Now that was a long paragraph. The most pertinent question, however, is this one: how long before the game of football becomes both unrecognisable and joyless? It is loved the world over because of its beautiful simplicity. Most of us start out playing with jumpers for goalposts - and even that comes with its controversies (the old dispute of whether the ball was inside or outside when it passed 'through' the post). But would we want it any other way? We don't (or shouldn't) participate for the outcome, but for the 'thing' itself.

This brings us to the morality of the issue. Does a sport have a moral obligation to the rest of us? To the fans, who've been let down? Can football's integrity be irreversibly damaged by the actions of its protagonists?

A proportion of the hue and cry has focused on Henry's failure to incriminate himself in the moments after the goal - to effectively make the case for it to be ruled out. Sure, I'd love to think that in the same situation I would put my hand up, so to speak, and explain my misdemeanour. But would I? In that white-hot instant, would my moral fibre be stiff enough? Would any of ours? It's all very well to huff and puff after the event, to take to the high ground and fulminate about those who have transgressed against us ... but it is an aspect of human nature that we almost invariably take what we're given.

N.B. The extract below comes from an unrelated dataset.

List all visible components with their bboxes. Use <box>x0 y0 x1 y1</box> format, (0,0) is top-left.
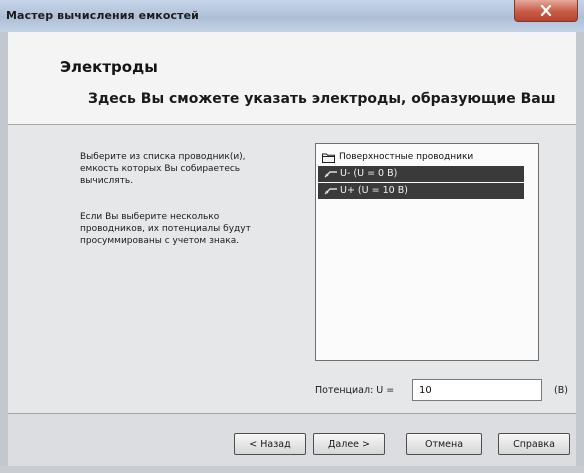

Football had a muddy face long before now, and the rare and cherished exceptions, of Robbie Fowler or Andrey Arshavin for instance, effectively prove the rule. Should Henry be vilified as Maradona was? I can't see the incident ever being remembered in quite the same way. And how does it rank alongside Zidane's headbutt, Schumacher's forearm or, indeed, South Korea's 2002 World Cup campaign? Our heroes may be destined to let us down, but wouldn't we all prefer to be remembered for acts that highlighted the best of us, rather than the worst?

Football is still only a game, despite the distance it has come from its origins as the pastime of the working classes. Money and celebrity have distorted the lens through which we view the sport. Henry's act was no worse than the innumerable instances of petty dishonesty that pock-mark our day-to-day existence. We should of course try to eradicate these, but to do this we must focus on the quotidian, not the extraordinary; act with integrity ourselves, rather than pointing up the flaws in others.

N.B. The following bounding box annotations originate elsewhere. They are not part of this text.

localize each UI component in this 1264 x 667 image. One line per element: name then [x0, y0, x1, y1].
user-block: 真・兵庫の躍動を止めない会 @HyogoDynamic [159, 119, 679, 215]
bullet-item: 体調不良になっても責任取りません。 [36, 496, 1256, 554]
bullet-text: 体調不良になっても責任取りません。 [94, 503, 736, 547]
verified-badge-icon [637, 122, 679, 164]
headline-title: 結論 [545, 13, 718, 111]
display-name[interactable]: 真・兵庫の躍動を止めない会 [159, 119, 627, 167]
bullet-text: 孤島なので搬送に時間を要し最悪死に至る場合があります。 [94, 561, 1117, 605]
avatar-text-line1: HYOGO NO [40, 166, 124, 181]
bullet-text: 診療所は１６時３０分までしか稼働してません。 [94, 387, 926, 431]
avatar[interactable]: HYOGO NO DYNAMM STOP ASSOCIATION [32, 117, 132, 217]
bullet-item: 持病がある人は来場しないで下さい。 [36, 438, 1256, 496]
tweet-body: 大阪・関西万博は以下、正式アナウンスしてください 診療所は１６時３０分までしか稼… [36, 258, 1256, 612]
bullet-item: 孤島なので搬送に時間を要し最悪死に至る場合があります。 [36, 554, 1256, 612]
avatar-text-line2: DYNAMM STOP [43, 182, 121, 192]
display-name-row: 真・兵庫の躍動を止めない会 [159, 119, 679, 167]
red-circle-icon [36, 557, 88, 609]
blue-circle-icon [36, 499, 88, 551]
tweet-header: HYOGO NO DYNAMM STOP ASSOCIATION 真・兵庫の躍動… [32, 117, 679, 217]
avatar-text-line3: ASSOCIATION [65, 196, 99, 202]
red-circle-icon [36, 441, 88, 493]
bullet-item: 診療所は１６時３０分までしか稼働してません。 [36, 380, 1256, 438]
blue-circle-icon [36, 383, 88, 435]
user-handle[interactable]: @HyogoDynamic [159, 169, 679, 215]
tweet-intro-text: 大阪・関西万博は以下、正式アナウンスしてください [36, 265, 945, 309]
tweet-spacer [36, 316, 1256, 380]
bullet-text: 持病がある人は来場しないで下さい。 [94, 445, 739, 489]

At the same time, the question of setting an example to children is an interesting one. Surely, we all have to learn that, for want of a better expression, it's a hard-knock life? Sometimes bad things happen to good people. What is 'fair'? Moral and ethical values exist on a shifting scale. If we are to deal in absolutes, then every infringement ever committed in football is as bad as the one from last night; and if that were the case, the roars of indignation would be as unending as they are deafening.

No one got hurt, apart from maybe the commercial interests of the Irish team. Let's just simmer down, eh? If we all cared less about winning and more about the craic, then maybe we'd all enjoy ourselves more. And maybe if players didn't feel such pressure to succeed, whatever the means, then they wouldn't resort to sticking their hands where they shouldn't be, throwing themselves to the ground at the slightest touch and generally embarrassing us all. If such hysteria is one of the side effects of us all getting more bang for our buck, then I no longer want to pay the overpriced entry fee, thank you very much ...

Finally, the game should not be replayed. Ireland had a roughly 50-50 chance of progressing through a penalty shoot-out, but it should be remembered that they were not going to the World Cup at the moment Henry intervened. We might not ever consider the luck of the Irish in quite the same way again - but I'd wager they're big enough to take it.

Inevitably, the 'Hand of Henry' will take its place in the chronicles of controversy. But where would we be without our talking points, after all?